Preposterous Prosperity

It is being widely discussed today that Warren Buffett, considered to be one of the richest men in the world (not counting, of course, dictators and the like) has come out saying he’d gladly pay more taxes to help ease the National Debt Crisis. Now Warren Buffett is one of the most successful businessmen in history, there’s no doubt about it. Born less than a year after the stock emarket crash of the Great Depression, he built himself up from very little to become one of the richest men in the world. He is brilliant, successful, philanthropic, and his business-savvy inspires millions (myself included). Now let’s look at why he’s a fool.

I want to discuss some statistics here, and since I try to be a fair journalist, I’ll even cite my sources. First of all, let’s discuss Warren Buffett’s personal wealth. This is coming from Forbes.com, which has Buffett listed as the third richest billionaire with a net worth of $50 billion. Now three years ago he was the richest with a net worth of $62 billion. I guess the economy affects us all (poor soul).

Buffett achieved his wealth primarily from shrewd investment and owning Berkshire Hathaway. That’s right, I said Berkshire Hathaway. For those of you who don’t know, Berkshire Hathaway is one of the largest, most successful companies in the world. It is, according to Forbes.com, the eighth largest public company… on earth. Owning Berkshire Hathaway stock is similar to owning a Rolls Royce Phantom: you pay a ridiculous amount for it, to have it as a status symbol, so that occasionally on a Sunday afternoon you can bust it out for a spin and make all other stock feel small and incompetent.

Now that we’ve thoroughly discussed the wealth of Mr. Buffett, let’s touch on the terrible shape of the U.S. Economy. The U.S. debt right now (simplified, as it’s ever increasing) is about $14,600,000,000.00 dollars. That is, of course, rounding off the almost meaningless hundreds of millions of dollars (he said in jest). To put that in perspective, that’s about 32,444,444 of those Phantoms I discussed earlier, which would be enough cars to give one to each resident of New York City proper AND the entire metro areas of Chicago and Los Angeles (give or take a few Phantoms, of course).  Perhaps more importantly, though, it is 292 Warren Buffett’s. Consider that: Warren Buffett would have to hand over his entire net worth 292 times to bring the U.S. Government back to almost zero, a point from which, of course, it would begin gathering more debt.

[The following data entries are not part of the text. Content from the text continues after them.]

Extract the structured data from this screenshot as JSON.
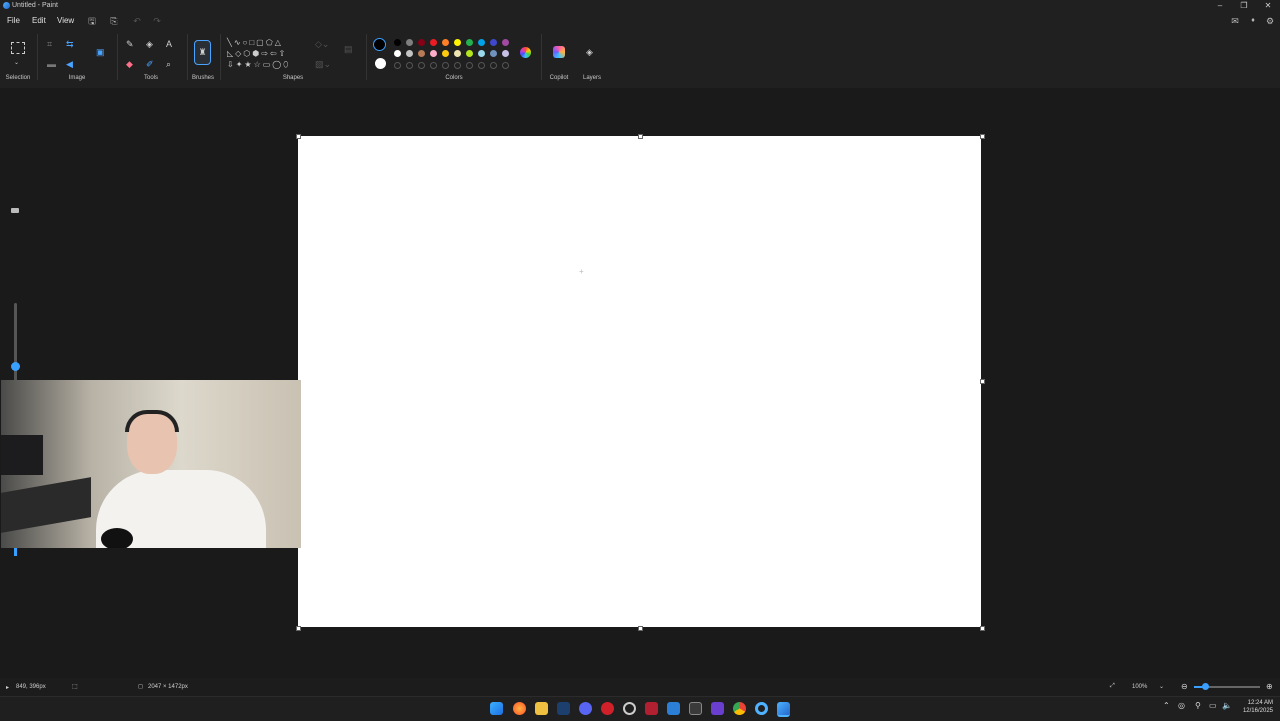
{
  "window": {
    "title": "Untitled - Paint",
    "minimize": "–",
    "maximize": "❐",
    "close": "✕"
  },
  "menu": {
    "file": "File",
    "edit": "Edit",
    "view": "View"
  },
  "ribbon": {
    "groups": {
      "selection": "Selection",
      "image": "Image",
      "tools": "Tools",
      "brushes": "Brushes",
      "shapes": "Shapes",
      "colors": "Colors",
      "copilot": "Copilot",
      "layers": "Layers"
    },
    "text_tool": "A",
    "colors": {
      "primary": "#000000",
      "secondary": "#ffffff",
      "row1": [
        "#000000",
        "#7f7f7f",
        "#880015",
        "#ed1c24",
        "#ff7f27",
        "#fff200",
        "#22b14c",
        "#00a2e8",
        "#3f48cc",
        "#a349a4"
      ],
      "row2": [
        "#ffffff",
        "#c3c3c3",
        "#b97a57",
        "#ffaec9",
        "#ffc90e",
        "#efe4b0",
        "#b5e61d",
        "#99d9ea",
        "#7092be",
        "#c8bfe7"
      ]
    }
  },
  "status": {
    "cursor_position": "849, 396px",
    "canvas_size": "2047 × 1472px",
    "zoom": "100%"
  },
  "taskbar": {
    "time": "12:24 AM",
    "date": "12/16/2025"
  }
}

That is the real problem with the debt crisis, however, and perhaps the one least discussed: IT’S ALWAYS GROWING! To prove my point, let’s take a fun little field trip, shall we. Alright, go here: http://www.usdebtclock.org/  Now, look at that number in the top left corner. The one that’s moving really, really fast? Yeah, that one. Now, here’s the fun part. The next time that million dollar column changes, start counting. 1 Mississippi, 2 Mississippi. Wait until that million dollar number changes again. You just watched your country gain a million dollars of debt. How long did it take you? 25 Mississippi? That’s what it took me. 25 seconds for the nation to accrue a million dollars more debt. This, perhaps more than anything, is indicative of Buffett’s foolishness. Let’s disregard the fact that increasing taxes on the rich would increase unemployment, and therefore in the long run create less revenue. Even if we taxed everyone in the United States making annually above $400,000 dollars at a %50 tax rate (which of course we’d never do) we would generate just under 5 trillion dollars (which, in layman’s terms, is less than 14 trillion). And of course, the deficit is ever increasing.

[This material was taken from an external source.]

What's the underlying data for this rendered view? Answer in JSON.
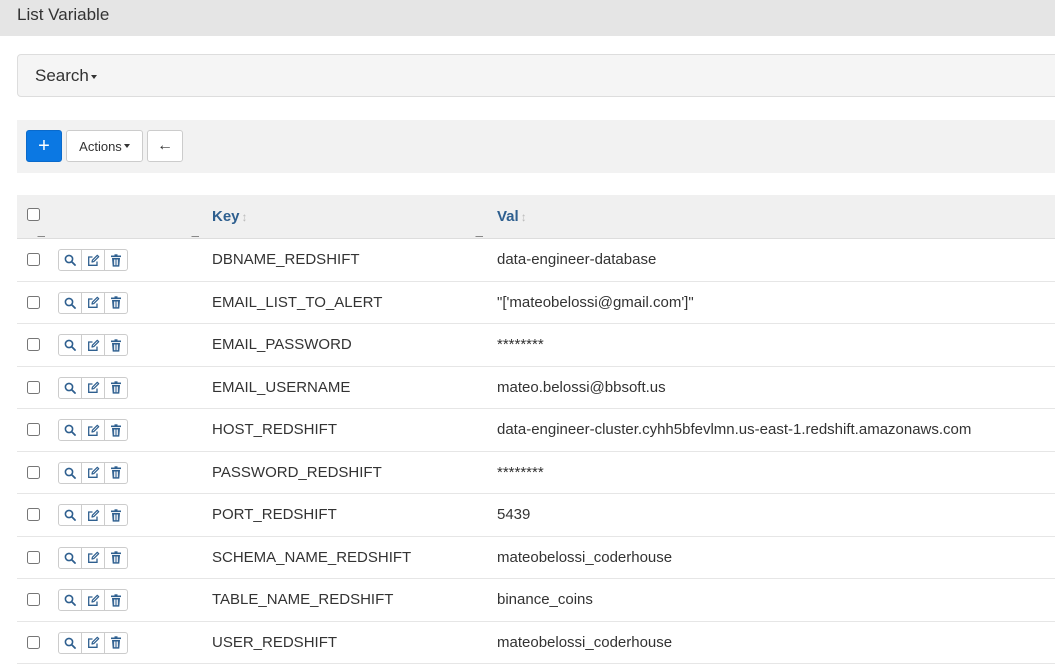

To summarize, there is no quick fix to this debt crisis. Fixing the debt will be a long, arduous process. I, being 20, know that this debt will affect my parents generation, my generation, and my children’s generation (if not many generations beyond that) greatly. As I think I’ve demonstrated fairly in this blog, however, taxing the rich is not the solution to this problem. But if Mr. Buffett is so insistent on his holier-than-thou, I’ll pay more approach; let’s have him put his money where his mouth is. There is a wonderful site, www.pay.gov , where those that wish to give the government money can do so outright. Let’s get the word out so we can see if Mr. Buffett and other rich liberals mean what they say or are just all talk. If you truly wish to impress me, Mr. Buffett, toss a few billion dollars at the U.S. debt. Heck, you probably won’t even notice it’s missing.

With that said, good afternoon, and have a fantastic week.